Re: Trying to understand HBase/ZooKeeper Logs

Posted by Jean-Daniel Cryans <jd...@apache.org>.

Michael,

Grep your master log for "Received report from unknown server" and if
you do find it, it means that you have DNS flapping. This may explain
why you see a "new instance" which in this case would be the master
registering the region server a second or third time. This patch in
this jira fixes this issue
https://issues.apache.org/jira/browse/HBASE-2174

J-D

On Wed, Mar 3, 2010 at 9:28 AM, Michael Segel <mi...@hotmail.com> wrote:
>
>
>
>> Date: Wed, 3 Mar 2010 09:17:06 -0800
>> From: phunt@apache.org
>> To: hbase-user@hadoop.apache.org
>> Subject: Re: Trying to understand HBase/ZooKeeper Logs
> [SNIP]
>> There are a few issues involved with the ping time:
>>
>> 1) the network (obv :-) )
>> 2) the zk server - if the server is highly loaded the pings may take
>> longer. The heartbeat is also a "health check" that the client is doing
>> against the server (as much as it is a "health check" for the server
>> that the client is still live). The HB is routed "all the way" through
>> the ZK server, ie through the processing pipeline. So if the server were
>> stalled it would not respond immediately (vs say reading the HB at the
>> thread that reads data from the client). You can see the min/max/avg
>> request latencies on the zk server by using the "stat" 4letter word. See
>> the ZK admin docs on this http://bit.ly/dglVld
>> 3) the zk client - clients can only process HB responses if they are
>> running. Say the JVM GC runs in blocking mode, this will block all
>> client threads (incl the zk client thread) and the HB response will sit
>> until the GC is finished. This is why HBase RSs typically use very very
>> large (from our, zk, perspective) session timeouts.
>>
>> 50ms is not long btw. I believe that RS are using >> 30sec timeouts.
>>
>> I can't shed directly light on this (ie what's the problem in hbase that
>> could cause your issue). I'll let jd/stack comment on that.
>>
>> Patrick
>>
>
> Thanks for the quick response.
>
> I'm trying to track down the issue of why we're getting a lot of 'partial' failures. Unfortunately this is currently a lot like watching a pot boil. :-(
>
> What I am calling a 'partial failure' is that the region servers are spawning second or even third instances where only the last one appears to be live.
>
> From what I can tell is that there's a spike of network activity that causes one of the processes to think that there is something wrong and spawn a new instance.
>
> Is this a good description?
>
> Because some of the failures occur late at night with no load on the system, I suspect that we have issues with the network but I can't definitively say.
>
> Which process is the most sensitive to network latency issues?
>
> Sorry, still relatively new to HBase and I'm trying to track down a nasty issue that cause Hbase to fail on an almost regular basis. I think its a networking issue, but I can't be sure.
>
> Thx
>
> -Mike
>
>
>
>
>
> _________________________________________________________________
> Hotmail: Powerful Free email with security by Microsoft.
> http://clk.atdmt.com/GBL/go/201469230/direct/01/

Re: Trying to understand HBase/ZooKeeper Logs

Posted by Chad Metcalf <ch...@cloudera.com>.

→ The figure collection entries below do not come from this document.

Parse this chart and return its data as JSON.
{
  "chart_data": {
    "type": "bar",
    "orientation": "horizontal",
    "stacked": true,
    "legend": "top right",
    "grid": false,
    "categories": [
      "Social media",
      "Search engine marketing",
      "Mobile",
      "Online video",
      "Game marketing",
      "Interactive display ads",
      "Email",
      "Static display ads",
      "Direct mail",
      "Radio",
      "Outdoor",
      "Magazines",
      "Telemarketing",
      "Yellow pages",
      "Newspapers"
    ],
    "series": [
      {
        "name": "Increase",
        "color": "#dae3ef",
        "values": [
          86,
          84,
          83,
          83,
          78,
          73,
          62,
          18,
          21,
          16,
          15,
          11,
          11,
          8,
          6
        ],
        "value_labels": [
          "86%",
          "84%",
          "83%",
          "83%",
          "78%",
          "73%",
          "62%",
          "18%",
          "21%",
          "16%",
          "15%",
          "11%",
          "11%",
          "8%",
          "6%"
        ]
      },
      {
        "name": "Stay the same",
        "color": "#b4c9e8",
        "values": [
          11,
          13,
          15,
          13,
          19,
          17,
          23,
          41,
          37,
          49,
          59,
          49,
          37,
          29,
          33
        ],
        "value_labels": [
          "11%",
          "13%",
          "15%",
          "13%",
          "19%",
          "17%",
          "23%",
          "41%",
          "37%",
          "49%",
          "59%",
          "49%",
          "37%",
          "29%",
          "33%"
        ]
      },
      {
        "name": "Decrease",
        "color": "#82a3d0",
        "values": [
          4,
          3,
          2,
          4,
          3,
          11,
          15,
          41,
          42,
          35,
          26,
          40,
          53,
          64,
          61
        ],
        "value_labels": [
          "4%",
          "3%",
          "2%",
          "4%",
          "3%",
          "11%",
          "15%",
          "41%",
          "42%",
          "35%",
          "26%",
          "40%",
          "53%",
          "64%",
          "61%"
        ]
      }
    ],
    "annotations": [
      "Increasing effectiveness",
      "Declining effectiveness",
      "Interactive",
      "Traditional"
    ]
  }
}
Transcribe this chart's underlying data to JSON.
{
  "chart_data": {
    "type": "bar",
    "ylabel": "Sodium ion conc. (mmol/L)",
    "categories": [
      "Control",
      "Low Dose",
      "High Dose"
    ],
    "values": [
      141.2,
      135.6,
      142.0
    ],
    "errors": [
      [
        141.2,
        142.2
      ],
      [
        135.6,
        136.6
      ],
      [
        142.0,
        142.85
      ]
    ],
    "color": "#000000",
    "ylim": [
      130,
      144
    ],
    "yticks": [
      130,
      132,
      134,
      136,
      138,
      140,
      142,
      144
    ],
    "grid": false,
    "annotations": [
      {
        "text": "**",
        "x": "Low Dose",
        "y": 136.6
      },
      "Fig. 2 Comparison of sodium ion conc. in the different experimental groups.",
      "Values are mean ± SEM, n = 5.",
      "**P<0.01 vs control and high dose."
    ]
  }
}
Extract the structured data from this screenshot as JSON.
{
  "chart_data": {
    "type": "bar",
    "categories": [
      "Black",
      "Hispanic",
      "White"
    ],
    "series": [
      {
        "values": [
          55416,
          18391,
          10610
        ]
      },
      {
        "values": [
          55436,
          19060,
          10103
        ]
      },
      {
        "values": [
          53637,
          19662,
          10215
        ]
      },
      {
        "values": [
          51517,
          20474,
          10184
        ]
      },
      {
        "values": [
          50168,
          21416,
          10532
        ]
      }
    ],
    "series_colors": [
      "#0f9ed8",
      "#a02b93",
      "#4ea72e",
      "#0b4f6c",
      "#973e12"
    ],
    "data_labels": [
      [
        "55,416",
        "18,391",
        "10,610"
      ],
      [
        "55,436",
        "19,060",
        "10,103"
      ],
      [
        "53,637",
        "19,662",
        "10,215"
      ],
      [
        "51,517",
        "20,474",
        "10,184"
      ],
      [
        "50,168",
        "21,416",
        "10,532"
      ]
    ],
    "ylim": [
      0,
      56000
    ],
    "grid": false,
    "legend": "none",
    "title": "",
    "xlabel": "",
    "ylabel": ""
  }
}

The src rpms we package are always available. In this case its in the same
repo.

http://archive.cloudera.com/redhat/cdh/contrib/hbase-0.20-0.20.3-1.cloudera.src.rpm

<http://archive.cloudera.com/redhat/cdh/contrib/hbase-0.20-0.20.3-1.cloudera.src.rpm>
Cheers
Chad

On Wed, Mar 3, 2010 at 3:19 PM, Andrew Purtell <ap...@apache.org> wrote:

> I built the HBase RPMs for Cloudera. Just for future reference if someone
> needs patched
> versions of those RPMs, it's easy enough for me to spin them for you. Just
> drop me a
> note.
>
> And/or you may want to send a note to Cloudera explaining your needs.
>
> I put together a version of Cloudera-ized HBase with HBASE-2174 and
> HBASE-2180 applied
> and put it here:
>
>    https://hbase.s3.amazonaws.com/cdh/hbase-0.20-0.20.3-2.cloudera.src.rpm
>
> Seems like a generally useful thing. To use:
>
>   % rpm -Uvh hbase-0.20-0.20.3-2.cloudera.src.rpm
>   % cd /usr/src/redhat/SPECS
>   % rpmbuild -bb --target noarch hbase.spec
>
> and install or update using the resulting HBase binary RPMs in
> /usr/src/redhat/RPMS/noarch.
>
>   - Andy
>
>
>
> ----- Original Message ----
> > From: Michael Segel <mi...@hotmail.com>
> > To: hbase-user@hadoop.apache.org
> > Sent: Thu, March 4, 2010 3:08:49 AM
> > Subject: RE: Trying to understand HBase/ZooKeeper Logs
> >
> >
> > Thanks.
> >
> > Cloudera's release doesn't ship with the source code, but luckily we have
> the
> > source when we wanted to test 20.3 code.
> >
> > Thanks again!
>
>
>
>
>